Ansichtskarte, Udo Christoffel (Hg.): Berlin in Bildpostkarten. Berlin 1987, S. 398
Bahnhofsvorplatz Lichterfelde West, 2020.
Foto Thomas Spier, apollovision

Gartenstadt Frohnau:
Gartenstadt-Mustermitte

Groß-Berlin besitzt einige suburbane Zentren an Vorortbahnhöfen von Rang. Neben dem Bahnhofsvorplatz von Lichterfelde West und dem Mexikoplatz zählt auch der Doppelplatz in Frohnau dazu, der hinsichtlich städtebaulicher Qualität zu den bedeutendsten suburbanen Zentren gerechnet werden muss.

Blick auf den westlichen der beiden halbrunden, durch den Gartenarchitekten Ludwig Lesser gestalteten Bahnhofsvorplätze der 1910 eingeweihten „Gartenstadt“ Frohnau, 1911.
Die Gartenstadt Frohnau in alten Fotografien. Berlin 1981
Westlicher Bahnhofsvorplatz (Ludolfingerplatz) in Frohnau, 2020. Die Bebauung des durch einen Turm markierten Vorortzentrums ist seit seiner Gründung schrittweise erfolgt, wirkt aber dennoch sehr einheitlich und prägt den öffentlichen Begegnungsraum bis heute.
Foto Thomas Spier, apollovision

Kommunales Forum Weißensee:
Ein kleiner See als Ortsmitte

Noch weniger bekannt ist ein weiterer Höhepunkt des Vorort- Zentrumsbaus im Großraum Berlin: das um 1910 um ein kleines Gewässer (Kreuzpfuhl) angelegte Kommunale Forum in Weißensee, das – allerdings letztlich vergebens – den Anspruch auf Stadtwerdung des Vorortes unterstreichen sollte.

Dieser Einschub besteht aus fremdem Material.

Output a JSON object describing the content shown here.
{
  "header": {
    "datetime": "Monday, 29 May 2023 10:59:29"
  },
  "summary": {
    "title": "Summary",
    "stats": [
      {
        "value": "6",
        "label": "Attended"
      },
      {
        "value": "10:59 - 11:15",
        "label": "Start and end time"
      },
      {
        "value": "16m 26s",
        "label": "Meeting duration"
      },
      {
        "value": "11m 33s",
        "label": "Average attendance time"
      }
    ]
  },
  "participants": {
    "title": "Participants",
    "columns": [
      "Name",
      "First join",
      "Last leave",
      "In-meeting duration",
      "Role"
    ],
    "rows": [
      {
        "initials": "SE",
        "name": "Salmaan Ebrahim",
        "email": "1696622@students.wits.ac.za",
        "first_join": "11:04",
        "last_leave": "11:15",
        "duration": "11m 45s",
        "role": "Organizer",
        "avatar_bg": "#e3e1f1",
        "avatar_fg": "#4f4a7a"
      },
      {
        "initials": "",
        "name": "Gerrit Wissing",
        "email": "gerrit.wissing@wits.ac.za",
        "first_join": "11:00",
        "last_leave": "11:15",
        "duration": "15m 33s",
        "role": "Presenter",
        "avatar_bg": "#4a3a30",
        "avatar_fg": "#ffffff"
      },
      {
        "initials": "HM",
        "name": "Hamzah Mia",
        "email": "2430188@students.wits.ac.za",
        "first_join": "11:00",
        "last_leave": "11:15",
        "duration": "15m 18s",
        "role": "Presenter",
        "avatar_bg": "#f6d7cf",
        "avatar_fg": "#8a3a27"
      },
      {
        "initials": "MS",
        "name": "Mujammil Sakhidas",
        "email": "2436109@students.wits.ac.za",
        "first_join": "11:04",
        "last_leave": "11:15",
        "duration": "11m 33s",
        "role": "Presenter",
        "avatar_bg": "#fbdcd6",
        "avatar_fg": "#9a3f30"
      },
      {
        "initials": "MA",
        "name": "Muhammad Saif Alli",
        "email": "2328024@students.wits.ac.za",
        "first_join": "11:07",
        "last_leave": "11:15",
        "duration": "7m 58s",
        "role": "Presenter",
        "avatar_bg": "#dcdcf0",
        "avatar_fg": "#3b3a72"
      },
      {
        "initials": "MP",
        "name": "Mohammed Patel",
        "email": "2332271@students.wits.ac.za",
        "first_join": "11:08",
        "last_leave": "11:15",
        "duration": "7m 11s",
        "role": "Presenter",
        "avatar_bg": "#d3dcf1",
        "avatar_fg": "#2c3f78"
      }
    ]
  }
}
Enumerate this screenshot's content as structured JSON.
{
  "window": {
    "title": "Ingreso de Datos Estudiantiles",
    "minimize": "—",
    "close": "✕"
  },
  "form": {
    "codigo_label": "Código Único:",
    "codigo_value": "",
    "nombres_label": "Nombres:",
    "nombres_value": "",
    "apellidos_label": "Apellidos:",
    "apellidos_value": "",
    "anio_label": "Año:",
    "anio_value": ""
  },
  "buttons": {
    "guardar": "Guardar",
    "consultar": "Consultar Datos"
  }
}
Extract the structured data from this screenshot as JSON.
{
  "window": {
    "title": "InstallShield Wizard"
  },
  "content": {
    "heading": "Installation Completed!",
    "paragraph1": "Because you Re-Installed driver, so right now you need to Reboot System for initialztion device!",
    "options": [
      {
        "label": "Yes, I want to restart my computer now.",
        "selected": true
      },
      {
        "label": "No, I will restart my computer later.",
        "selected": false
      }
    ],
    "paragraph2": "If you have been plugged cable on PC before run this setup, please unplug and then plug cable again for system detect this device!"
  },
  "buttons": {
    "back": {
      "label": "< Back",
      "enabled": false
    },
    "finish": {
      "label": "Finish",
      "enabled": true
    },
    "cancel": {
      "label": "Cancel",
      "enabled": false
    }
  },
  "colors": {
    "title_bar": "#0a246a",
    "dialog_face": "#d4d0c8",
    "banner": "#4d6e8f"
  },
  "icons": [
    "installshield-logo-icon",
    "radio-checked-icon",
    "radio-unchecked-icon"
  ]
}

Blick über den Kreuzpfuhl zur Oberrealschule, 2014.
Foto Harald Bodenschatz

Hermannplatz:
„Zentrum des Südens“ (Karstadt)

Auch in der dicht bebauten Hobrecht- Stadt entstanden auffällige neue Quartierzentren, so der Hermannplatz mit dem gewaltigen, von Philipp Schaefer entworfenen und 1927 bis 1929 errichteten Karstadt- Gebäude, einem in seiner Zeit international beachteten Warenhausbau.

Karstadt-Neubau, um 1930.
SIGNA Prime Selection AG
Hermannplatz mit dem seit seinem Teil-Wiederaufbau nach Kriegszerstörung weit weniger imposanten Karstadt-Gebäude, 2020.
Foto Thomas Spier, apollovision

Fehrbelliner Platz: Verwaltungszentrum des Südwestens

Durch die einseitige Aufmerksamkeit auf das neue, lediglich gezeichnete Zentrum der Reichshauptstadt geriet die reale Bautätigkeit der nationalsozialistischen Diktatur oft aus dem Blickfeld – etwa der streng gestaltete Fehrbelliner Platz, das bedeutendste auch realisierte neue großstädtische Zentrum der NS-Zeit.

Fehrbelliner Platz, 2020. Rainer G. Rümmlers Architektur des U-Bahnhofs suchte ebenfalls den Kontrast zu den Bauten aus der NS-Zeit.
Foto Thomas Spier, apollovision

Marzahner Promenade:
Stolz des fernen Ostens

Weit im Osten Berlins, für viele Bewohner des westlichen Teils der Stadt immer noch wenig bekannt, entfaltet sich parallel zur Landsberger Allee, früher Leninallee, das vielleicht ambitionierteste Zentrum einer Großsiedlung aus der DDR-Zeit: die Marzahner Promenade.

Die abwechslungsreich gestaltete, durch
Kunstwerke aufgewertete Fußgängerzone
Marzahner Promenade diente der Nahversorgung
und der Begegnung der Bevölkerung
der Großsiedlung Marzahn, Mai 1989.
Foto Carin Martin, IRS (Erkner) / Wiss. Samml., Nr. D1_1_5_3-002
Das 2005 eröffnete ECE-Shoppingcenter EASTGATE am westlichen Beginn der Marzahner Promenade steht in Kontrast zu den Wohnbauten aus der DDR-Zeit, es verändert zudem die Balance der Geschäftslagen an der Promenade, 2020.